Here’s an example of creating a custom scorer that evaluates the length of an agent’s response written to a file:
import os
from runloop_api_client import Runloop

client = Runloop(
    bearer_token=os.environ.get("RUNLOOP_API_KEY"),  # This is the default and can be omitted
)
scorer = client.scenarios.scorers.create(
    bash_script="""
    #!/bin/bash

    # Parse the test context to get expected length and file path
    expected_length=$(echo "$RL_SCORER_CONTEXT" | jq -r '.expected_length')
    file_path=$(echo "$RL_SCORER_CONTEXT" | jq -r '.file_path')

    # Read the file contents
    file_contents=$(cat "$file_path")

    # Get the actual length by counting characters in file contents
    actual_length=$(echo -n "$file_contents" | wc -m)

    # Compare lengths and exit with appropriate code
    # Calculate difference between actual and expected length
    diff=$(( actual_length > expected_length ? actual_length - expected_length : expected_length - actual_length ))
    
    # Calculate score based on difference (1.0 when equal, decreasing linearly as difference increases)
    # Use bc for floating point math
    score=$(echo "scale=2; 1.0 - ($diff / $expected_length)" | bc)
    
    # Ensure score doesn't go below 0
    if (( $(echo "$score < 0" | bc -l) )); then
        echo "0.0"
    else
        echo "$score"
    fi
    """,
    type="my_custom_scorer_type",
)
print(scorer.id)
Note the use of the RL_SCORER_CONTEXT environment variable to pass the test context to the scorer. This string is a JSON object that is used to pass the test context to the scorer. This is useful when writing a scorer that needs the input context. For example, using an LLM as judge to evaluate a model response will require sufficient input context to the LLM to provide a meaningful answer. The environment variable is intended to provide this context in an easy to use format and is available for any custom scorer.

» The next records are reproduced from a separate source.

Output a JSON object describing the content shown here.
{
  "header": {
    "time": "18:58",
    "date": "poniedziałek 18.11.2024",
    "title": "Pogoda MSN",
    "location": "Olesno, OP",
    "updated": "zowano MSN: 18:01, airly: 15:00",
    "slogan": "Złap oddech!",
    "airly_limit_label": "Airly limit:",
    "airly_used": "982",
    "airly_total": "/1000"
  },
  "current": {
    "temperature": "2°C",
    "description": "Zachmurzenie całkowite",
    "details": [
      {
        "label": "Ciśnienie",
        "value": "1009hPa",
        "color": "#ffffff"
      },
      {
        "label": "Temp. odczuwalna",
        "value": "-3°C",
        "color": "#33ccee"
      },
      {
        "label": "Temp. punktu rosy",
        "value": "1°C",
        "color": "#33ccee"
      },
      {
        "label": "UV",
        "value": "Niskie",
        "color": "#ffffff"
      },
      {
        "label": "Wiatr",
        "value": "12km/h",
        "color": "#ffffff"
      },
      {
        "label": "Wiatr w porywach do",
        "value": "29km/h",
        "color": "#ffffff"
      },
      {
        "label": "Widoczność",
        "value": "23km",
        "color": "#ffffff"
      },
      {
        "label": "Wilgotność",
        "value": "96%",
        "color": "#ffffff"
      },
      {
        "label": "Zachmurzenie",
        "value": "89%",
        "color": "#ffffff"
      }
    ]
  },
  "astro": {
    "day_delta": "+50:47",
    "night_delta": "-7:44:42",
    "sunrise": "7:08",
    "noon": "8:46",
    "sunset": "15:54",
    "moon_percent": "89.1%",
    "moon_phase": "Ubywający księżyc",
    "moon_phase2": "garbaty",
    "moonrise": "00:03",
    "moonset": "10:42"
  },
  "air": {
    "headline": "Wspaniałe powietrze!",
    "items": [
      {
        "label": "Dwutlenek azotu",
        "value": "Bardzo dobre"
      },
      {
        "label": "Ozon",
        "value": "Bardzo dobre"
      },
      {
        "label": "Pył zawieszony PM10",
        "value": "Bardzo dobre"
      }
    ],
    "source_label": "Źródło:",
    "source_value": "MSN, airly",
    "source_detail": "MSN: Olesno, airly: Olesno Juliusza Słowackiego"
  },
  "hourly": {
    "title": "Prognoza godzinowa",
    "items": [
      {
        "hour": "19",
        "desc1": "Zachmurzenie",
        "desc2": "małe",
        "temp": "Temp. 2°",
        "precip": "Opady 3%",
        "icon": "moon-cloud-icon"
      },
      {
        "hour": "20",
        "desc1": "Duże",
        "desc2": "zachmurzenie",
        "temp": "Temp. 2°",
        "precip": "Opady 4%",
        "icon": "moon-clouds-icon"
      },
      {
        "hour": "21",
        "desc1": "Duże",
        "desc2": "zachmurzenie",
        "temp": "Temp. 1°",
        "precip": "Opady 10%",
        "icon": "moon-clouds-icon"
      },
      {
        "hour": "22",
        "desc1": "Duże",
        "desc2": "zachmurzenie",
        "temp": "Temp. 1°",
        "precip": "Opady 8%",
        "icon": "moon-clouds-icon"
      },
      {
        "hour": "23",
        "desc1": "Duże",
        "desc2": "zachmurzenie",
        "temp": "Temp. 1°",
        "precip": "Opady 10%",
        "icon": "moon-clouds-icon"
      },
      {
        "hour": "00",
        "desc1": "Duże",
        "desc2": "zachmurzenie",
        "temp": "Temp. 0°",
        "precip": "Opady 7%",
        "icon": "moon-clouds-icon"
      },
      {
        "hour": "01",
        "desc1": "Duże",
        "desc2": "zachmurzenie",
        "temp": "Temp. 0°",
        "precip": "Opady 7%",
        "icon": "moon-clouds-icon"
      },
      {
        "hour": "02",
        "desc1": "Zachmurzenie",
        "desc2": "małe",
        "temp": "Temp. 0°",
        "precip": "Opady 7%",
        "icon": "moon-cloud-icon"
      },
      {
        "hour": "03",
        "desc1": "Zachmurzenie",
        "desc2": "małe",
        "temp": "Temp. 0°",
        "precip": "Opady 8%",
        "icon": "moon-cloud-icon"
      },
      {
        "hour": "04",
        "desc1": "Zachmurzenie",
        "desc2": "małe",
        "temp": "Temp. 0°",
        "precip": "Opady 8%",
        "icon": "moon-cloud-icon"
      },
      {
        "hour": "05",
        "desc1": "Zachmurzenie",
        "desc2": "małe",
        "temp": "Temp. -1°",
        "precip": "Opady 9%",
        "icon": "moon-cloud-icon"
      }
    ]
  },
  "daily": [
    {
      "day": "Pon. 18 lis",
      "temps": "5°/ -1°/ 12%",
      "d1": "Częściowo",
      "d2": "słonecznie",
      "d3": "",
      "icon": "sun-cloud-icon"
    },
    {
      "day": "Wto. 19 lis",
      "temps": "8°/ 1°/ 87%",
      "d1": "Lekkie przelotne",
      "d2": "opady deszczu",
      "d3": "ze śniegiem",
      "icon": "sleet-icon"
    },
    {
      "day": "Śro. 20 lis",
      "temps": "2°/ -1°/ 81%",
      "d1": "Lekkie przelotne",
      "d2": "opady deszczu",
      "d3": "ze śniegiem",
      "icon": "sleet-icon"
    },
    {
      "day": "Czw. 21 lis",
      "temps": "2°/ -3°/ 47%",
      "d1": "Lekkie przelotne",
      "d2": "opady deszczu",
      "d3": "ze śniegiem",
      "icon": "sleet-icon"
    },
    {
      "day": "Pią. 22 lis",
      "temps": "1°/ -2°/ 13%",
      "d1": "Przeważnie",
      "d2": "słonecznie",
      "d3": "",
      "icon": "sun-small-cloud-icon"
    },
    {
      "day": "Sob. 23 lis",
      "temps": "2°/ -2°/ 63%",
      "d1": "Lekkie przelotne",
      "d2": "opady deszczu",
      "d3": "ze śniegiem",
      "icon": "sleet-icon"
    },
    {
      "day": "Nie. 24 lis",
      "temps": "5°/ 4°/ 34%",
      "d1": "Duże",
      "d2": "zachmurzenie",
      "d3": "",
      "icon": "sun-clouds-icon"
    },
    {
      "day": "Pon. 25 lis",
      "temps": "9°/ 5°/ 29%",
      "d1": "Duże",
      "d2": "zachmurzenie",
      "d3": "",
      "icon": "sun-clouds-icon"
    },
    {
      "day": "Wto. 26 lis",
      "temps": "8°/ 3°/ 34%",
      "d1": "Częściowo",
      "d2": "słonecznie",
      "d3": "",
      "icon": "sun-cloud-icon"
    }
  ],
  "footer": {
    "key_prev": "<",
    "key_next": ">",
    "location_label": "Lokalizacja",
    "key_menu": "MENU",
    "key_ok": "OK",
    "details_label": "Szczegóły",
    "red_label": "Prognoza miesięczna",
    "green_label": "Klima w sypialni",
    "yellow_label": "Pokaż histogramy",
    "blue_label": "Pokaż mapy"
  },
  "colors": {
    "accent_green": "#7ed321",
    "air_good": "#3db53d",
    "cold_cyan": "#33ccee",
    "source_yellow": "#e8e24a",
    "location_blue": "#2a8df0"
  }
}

Using Custom Scorers in Scenarios

You can reuse a custom scorer in multiple scenarios or inline the scorer into each Scenario for consistency. Here’s an example that uses the scorer to evaluate if an agent writes a file with exactly 10 characters:
import os
from runloop_api_client import Runloop

client = Runloop(
    bearer_token=os.environ.get("RUNLOOP_API_KEY"),  # This is the default and can be omitted
)
scenario_view = client.scenarios.create(
    input_context={
        "problem_statement": "How many characters are in the file provided in /home/user/file.txt?"
    },
    name="name",
    scoring_contract={
        "scoring_function_parameters": [{
            "name": "my scorer",
            "scorer": {
              "type": "custom_scorer",
              "custom_scorer_type": "my_custom_scorer_type",
              "scorer_params": {
                "expected_length": 10,
                "file_path": "/home/user/file.txt"
              }
            },
            "weight": 1.0,
        }]
    },
)
print(scenario_view.id)

Best Practices

When using custom scorers to train a model or agent, follow these best practices:
  1. Output Score: The scorer must output a score between 0.0 and 1.0 as the last line of execution.
  2. Start Simple: The more complex the scorer logic, the more likely it is that the agent will discover an unintended way to maximize the score (ie. the model will learn to reward hack the scorer). Start simple and add complexity to tune results.
  3. Clone Scenarios: Clone a Scenario and replace the scoring function to test a different behavior.
  4. Evaluate Early and Often: Evaluate the agent’s performance early and often to identify problems and improve the agent faster. Don’t start a training run until you’re happy with the scoring function.
  5. Establish a Baseline: It’s not where you start, it’s where you end. Establish a baseline score for the agent’s performance before training to track progress.